Richard Hamilton
One of the founders of the Pop Art movement.
This is his description of Pop Art: "Popular (designed for a mass audience); transient (short-term solution); expendable (easily forgotten); low cost; mass produced; young (aimed at youth); witty; sexy; gimmicky; glamorous; and last but not least, Big Business." [Quoted in History of Collage by Eddie Wolfram, p. 159]

Just what is it that makes today's homes so different, so appealing? 1956
Richard Hamilton's famous fifties collage Just what it is that makes today's homes so different, so appealing? was made with normal collage techniques by cutting and pasting parts of the pictures from magazines in one day.

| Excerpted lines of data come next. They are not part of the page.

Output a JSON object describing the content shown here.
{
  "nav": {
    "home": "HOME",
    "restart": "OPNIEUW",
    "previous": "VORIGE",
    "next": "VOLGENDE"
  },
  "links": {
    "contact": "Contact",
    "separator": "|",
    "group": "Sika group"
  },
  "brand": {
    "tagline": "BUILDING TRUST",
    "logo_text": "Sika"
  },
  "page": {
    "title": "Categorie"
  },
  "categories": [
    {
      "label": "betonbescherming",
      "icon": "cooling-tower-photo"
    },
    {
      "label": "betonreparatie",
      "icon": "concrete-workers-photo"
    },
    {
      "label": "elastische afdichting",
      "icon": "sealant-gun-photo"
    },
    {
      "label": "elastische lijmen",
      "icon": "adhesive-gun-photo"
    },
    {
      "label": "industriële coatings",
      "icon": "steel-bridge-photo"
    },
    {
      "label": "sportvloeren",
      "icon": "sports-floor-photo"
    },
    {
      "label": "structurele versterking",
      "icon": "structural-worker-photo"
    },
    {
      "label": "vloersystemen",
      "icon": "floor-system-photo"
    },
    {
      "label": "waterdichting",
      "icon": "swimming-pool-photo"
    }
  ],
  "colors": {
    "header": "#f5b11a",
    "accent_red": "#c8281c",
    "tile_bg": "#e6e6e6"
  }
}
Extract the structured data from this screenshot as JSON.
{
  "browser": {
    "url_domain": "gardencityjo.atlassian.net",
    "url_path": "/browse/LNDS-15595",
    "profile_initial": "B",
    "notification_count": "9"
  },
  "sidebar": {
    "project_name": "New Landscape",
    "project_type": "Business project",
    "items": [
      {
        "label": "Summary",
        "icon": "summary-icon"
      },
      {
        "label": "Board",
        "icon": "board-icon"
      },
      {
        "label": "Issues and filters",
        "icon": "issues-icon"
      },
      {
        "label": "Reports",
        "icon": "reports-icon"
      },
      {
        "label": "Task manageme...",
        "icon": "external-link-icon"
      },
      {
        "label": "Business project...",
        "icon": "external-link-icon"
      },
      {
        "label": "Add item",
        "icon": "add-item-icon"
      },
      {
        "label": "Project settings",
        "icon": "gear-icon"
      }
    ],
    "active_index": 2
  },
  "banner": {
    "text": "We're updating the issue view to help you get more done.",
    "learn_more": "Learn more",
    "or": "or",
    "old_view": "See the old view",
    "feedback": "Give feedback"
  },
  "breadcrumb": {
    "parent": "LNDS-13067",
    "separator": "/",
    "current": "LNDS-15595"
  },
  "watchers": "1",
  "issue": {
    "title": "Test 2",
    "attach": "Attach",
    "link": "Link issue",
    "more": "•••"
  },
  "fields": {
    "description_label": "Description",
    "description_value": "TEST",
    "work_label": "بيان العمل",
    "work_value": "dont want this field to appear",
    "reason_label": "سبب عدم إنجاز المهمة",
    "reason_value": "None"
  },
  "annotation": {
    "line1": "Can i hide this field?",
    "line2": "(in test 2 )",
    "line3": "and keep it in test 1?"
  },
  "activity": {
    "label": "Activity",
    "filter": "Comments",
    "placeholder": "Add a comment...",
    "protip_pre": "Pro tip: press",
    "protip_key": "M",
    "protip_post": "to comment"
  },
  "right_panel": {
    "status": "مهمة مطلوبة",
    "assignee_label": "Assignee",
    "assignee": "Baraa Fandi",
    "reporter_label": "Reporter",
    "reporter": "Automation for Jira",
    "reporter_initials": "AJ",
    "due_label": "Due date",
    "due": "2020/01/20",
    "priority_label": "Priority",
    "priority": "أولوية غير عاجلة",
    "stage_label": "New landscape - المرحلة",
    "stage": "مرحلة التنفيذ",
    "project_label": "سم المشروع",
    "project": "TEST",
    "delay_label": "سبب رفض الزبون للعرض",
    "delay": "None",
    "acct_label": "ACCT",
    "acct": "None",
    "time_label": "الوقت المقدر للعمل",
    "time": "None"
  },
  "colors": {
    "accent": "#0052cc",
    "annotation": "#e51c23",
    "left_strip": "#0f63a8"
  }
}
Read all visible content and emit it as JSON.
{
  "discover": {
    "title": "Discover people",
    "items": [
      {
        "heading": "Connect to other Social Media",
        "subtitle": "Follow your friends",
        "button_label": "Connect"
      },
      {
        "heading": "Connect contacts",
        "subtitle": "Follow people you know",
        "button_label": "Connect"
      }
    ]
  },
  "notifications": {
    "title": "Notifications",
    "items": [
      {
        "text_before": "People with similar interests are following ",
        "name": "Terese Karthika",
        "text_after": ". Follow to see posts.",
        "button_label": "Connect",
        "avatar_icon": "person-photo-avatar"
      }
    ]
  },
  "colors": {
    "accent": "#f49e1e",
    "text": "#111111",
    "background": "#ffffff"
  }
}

He began by making a list of topics to be presented in the image: man, woman, humanity, domestic appliance, food, cars, cinema, TV, telephone, comics, tape recorder, history and space.
Just what is it that makes today's homes so different? 1992This print updates the images for the nineties following the same list but using new computer technologies to scan picture elements electronically from a range of sources such as magazines, photographic prints, transparencies, and even a circuit board. Other details were 'grabbed' directly from video tape or shot with a Kodak DCS 200 digital camera and transferred into a computer. A variety of proprietary software prepared the material for transfer into a Quantel Paintbox to be masked, cut out, resized, put into perspective and pasted into the image. The process, which included learning to use the new technology, took many weeks.